A Sète, jusqu’au milieu du XIX° siècle, deux équipes s’affrontent sur les barques : la « troupe des mariés » en rouge-vert contre la « troupe de la jeunesse » en bleu-azur. Les victoires sont collectives. Pendant la Révolution française, de 1789 à 1795, les joutes s’interrompent. Quand elles reprennent, ce sont toujours de jeunes célibataires qui s’affrontent aux hommes mariés mais la victoire se remporte individuellement. A partir de 1846, au milieu du XIX° siècle, ce n’est plus un combat jeunes-mariés, mais ce sont les habitants du quartier haut, pêcheurs en mer, sur la barque bleue, qui s’affrontent à ceux de la Pointe courte, pêcheurs de l’étang, sur la barque rouge. Les barques ont d’ailleurs gardé les noms de ces deux quartiers : Lo Quartier Naut et La Poncha. A cette époque seuls les Sétois participaient à la Saint-Louis ; le tournoi ne deviendra régional qu’à partir de 1891.
Au XX° siècle, les joutes s’interrompront deux fois, pour les deux guerres mondiales, de 1914 à 1918 puis de 1939 à 1944. Tout au long de ce siècle, des sociétés de joutes se créent. A Sète, on en compte sept à ce jour : la société des jouteurs Sétois, le Pavois d'or (1903), la Lance sportive sétoise (1921), la Jeune lance sétoise (1946), l'Avenir des jouteurs sétois (1961), l’Ecole de joutes de la Marine (1977), l'Amicale des pêcheurs Sète-Môle (1980) et la Lance amicale sétoise (1982).

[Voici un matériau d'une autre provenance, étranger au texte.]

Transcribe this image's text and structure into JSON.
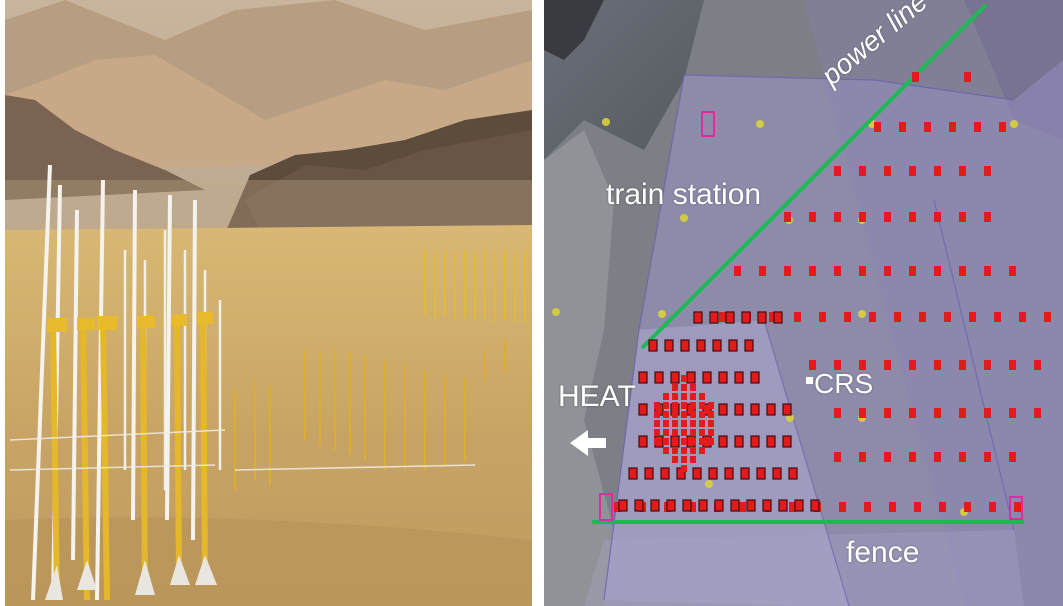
{
  "left_photo": {
    "alt": "High-altitude desert plain with rows of yellow and white detector antenna poles in front of mountains"
  },
  "map": {
    "labels": {
      "power_line": "power line",
      "train_station": "train station",
      "crs": "CRS",
      "heat": "HEAT",
      "fence": "fence"
    },
    "colors": {
      "detector": "#e41a1c",
      "power_line": "#1db954",
      "fence": "#1db954",
      "marker_outline": "#e22aa0",
      "heat_arrow": "#ffffff"
    },
    "icons": {
      "heat_arrow": "arrow-left-icon",
      "crs_marker": "square-marker-icon",
      "corner_markers": "square-outline-marker-icon"
    }
  }
}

Il existe plusieurs méthodes de joutes en France : la languedocienne (Hérault et Gard), la provençale (Var, Bouches-du-Rhône), la givordine et la lyonnaise (Rhône-Alpes), la parisienne et l’alsacienne. Aujourd’hui les joutes nautiques se pratiquent toujours en Italie, en Allemagne, en Belgique et en Autriche.
(d’après Joutes nautiques en France de Patrick Bertonèche, éd. ArMer, Le chasse-marée).